The president believes no one can sell his achievements better than him. And some of his allies believe so too.

Sebastian Gorka, who served as Mr Trump’s deputy assistant, told The Sunday Telegraph that the strategy of campaign rallies was working. “Every rally he gives gets a greater and bigger response live and in the media. This is political gold,” he said. “When I was his strategist I wanted him to do a rally at least every two weeks. Three in one week is a dream.”

Mr Trump’s addresses are long and conversational, often repeating lines or doubling back for emphasis.

They mix slogans, jokes, boasts, inaccuracies, complaints and political attacks, many delivered off the cuff. The language is direct, simplistic at times, but impactful. There are endorsements for candidates, although Mr Trump calls those bits “boring subjects”.

At one point in Pennsylvania, he pretended to punch Vladimir Putin to the ground, mimicking what he claimed the media had wanted him to do at their recent press conference.

At another, he impersonated Bernie Sanders, bashing his fists furiously as he mocked the left-wing independent senator’s exuberant speaking style.

“That hair is getting whiter and whiter and he’s getting crazier and crazier,” Mr Trump said of Mr Sanders, four years his senior at 76. “Crazy Bernie, he is one crazy dude.” The crowd laughed along.

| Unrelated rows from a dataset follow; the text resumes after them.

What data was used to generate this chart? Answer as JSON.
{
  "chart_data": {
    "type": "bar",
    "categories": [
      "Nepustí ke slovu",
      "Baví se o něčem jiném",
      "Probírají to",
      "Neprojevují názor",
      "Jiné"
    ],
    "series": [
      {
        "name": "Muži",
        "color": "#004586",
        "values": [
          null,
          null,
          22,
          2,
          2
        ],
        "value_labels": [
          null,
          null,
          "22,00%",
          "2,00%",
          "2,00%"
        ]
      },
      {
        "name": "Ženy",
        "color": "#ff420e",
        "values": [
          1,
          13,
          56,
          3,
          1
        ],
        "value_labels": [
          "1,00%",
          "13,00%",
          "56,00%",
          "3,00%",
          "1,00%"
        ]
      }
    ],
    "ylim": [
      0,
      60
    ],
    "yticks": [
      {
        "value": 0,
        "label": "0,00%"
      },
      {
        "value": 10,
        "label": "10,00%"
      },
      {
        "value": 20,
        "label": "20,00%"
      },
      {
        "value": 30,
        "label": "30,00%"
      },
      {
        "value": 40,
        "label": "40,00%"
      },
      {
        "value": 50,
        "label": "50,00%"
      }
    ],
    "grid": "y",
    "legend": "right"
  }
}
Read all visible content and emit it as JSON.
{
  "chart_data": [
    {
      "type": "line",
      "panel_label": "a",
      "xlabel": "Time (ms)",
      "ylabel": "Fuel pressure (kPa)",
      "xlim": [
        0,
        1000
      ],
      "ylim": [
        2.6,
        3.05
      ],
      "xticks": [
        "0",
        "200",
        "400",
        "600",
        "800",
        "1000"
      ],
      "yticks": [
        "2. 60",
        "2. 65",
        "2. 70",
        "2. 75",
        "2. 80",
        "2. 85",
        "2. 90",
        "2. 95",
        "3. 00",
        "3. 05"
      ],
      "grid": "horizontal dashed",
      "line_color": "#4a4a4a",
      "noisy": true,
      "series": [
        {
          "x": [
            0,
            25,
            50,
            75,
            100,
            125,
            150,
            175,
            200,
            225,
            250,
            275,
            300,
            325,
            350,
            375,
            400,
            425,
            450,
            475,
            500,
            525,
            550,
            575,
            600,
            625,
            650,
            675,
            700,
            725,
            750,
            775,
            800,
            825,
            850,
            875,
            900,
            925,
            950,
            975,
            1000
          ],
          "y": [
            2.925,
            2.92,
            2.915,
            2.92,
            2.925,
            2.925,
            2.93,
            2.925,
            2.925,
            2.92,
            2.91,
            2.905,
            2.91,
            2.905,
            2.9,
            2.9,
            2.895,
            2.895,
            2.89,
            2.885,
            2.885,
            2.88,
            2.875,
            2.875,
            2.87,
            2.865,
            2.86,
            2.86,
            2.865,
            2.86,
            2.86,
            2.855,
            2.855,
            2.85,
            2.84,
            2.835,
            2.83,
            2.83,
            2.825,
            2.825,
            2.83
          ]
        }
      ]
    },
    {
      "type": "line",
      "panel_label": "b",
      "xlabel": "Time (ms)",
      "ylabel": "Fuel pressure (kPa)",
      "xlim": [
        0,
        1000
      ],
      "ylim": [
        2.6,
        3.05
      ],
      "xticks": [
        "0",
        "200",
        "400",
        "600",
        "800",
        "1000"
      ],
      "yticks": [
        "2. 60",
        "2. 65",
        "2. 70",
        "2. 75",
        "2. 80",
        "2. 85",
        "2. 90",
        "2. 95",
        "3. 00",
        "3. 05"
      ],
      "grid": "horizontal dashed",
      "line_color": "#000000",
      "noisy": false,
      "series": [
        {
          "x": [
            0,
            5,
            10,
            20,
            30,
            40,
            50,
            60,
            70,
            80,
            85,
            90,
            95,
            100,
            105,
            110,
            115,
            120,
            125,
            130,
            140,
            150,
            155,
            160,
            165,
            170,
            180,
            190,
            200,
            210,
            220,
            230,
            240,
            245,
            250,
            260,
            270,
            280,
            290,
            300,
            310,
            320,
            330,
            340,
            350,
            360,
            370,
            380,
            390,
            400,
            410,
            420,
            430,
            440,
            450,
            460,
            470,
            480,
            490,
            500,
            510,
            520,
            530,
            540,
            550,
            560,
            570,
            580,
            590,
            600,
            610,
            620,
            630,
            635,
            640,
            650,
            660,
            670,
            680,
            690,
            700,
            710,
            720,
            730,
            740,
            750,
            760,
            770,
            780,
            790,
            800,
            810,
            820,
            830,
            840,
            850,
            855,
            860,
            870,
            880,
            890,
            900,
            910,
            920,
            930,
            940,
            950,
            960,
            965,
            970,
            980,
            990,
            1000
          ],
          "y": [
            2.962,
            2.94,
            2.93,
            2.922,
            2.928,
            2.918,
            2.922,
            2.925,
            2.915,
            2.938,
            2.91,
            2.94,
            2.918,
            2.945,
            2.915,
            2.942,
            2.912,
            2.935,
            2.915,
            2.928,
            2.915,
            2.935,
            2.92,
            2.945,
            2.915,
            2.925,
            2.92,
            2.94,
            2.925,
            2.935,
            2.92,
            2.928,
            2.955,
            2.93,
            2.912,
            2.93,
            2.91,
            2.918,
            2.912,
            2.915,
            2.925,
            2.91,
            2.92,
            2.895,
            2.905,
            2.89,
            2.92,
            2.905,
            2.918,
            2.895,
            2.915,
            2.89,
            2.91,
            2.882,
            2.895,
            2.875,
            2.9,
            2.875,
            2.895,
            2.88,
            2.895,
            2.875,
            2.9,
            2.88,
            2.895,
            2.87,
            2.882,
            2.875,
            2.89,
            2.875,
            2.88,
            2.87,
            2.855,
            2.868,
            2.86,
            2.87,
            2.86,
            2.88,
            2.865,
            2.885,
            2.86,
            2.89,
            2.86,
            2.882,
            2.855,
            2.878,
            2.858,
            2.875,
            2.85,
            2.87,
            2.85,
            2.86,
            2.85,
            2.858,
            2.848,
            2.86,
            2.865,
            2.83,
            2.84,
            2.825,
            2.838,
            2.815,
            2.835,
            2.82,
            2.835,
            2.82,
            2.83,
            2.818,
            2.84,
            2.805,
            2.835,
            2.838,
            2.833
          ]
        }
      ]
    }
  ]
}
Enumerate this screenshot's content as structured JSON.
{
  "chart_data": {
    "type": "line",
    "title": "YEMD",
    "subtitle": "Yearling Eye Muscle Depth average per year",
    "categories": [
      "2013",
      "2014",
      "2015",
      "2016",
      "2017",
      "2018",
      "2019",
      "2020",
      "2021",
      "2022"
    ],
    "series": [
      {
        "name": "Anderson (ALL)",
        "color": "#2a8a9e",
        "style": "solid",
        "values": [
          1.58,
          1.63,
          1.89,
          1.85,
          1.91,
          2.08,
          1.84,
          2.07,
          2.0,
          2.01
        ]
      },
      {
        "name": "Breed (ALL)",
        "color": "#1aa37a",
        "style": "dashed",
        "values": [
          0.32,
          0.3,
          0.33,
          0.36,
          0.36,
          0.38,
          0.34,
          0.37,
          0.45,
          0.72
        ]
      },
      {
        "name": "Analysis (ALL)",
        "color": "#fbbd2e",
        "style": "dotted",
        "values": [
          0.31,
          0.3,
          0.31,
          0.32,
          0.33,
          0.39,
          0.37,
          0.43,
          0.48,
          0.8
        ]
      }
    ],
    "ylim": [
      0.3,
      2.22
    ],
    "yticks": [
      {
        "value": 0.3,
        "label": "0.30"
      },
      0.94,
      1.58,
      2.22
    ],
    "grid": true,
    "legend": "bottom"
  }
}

But for all the energy in the arenas, some Republicans doubt the strategy. Mr Trump is loved by his fans but loathed by his opponents, including some in his own party. A poll of polls run by the political website FiveThirtyEight shows just 41pc of Americans approve of the job he’s doing – lower than most post-1945 presidents at the same point.

One source in the Republican leadership in Congress fears drumming up his fan base could scare off the moderate swing voters that the party needs.

“You see his rallies, that’s their idea of a strategy,” the source said. “Trump goes out there, he yells a load of things, people go crazy. Meanwhile we’re trying to talk about positive things. They won in 2016, so I’m not going to say it’s bad strategy. But in congressional races, a lot depends on turnout and getting out the right voters.”

Even with the misgivings, there is no sign of Mr Trump disengaging. He recently said he would spend “six or seven days” campaigning and said of the midterms: “I just don’t know any reason why we shouldn’t do well.”

By so personally involving himself in the campaign, it is the president who will get stung if that prediction proves wrong.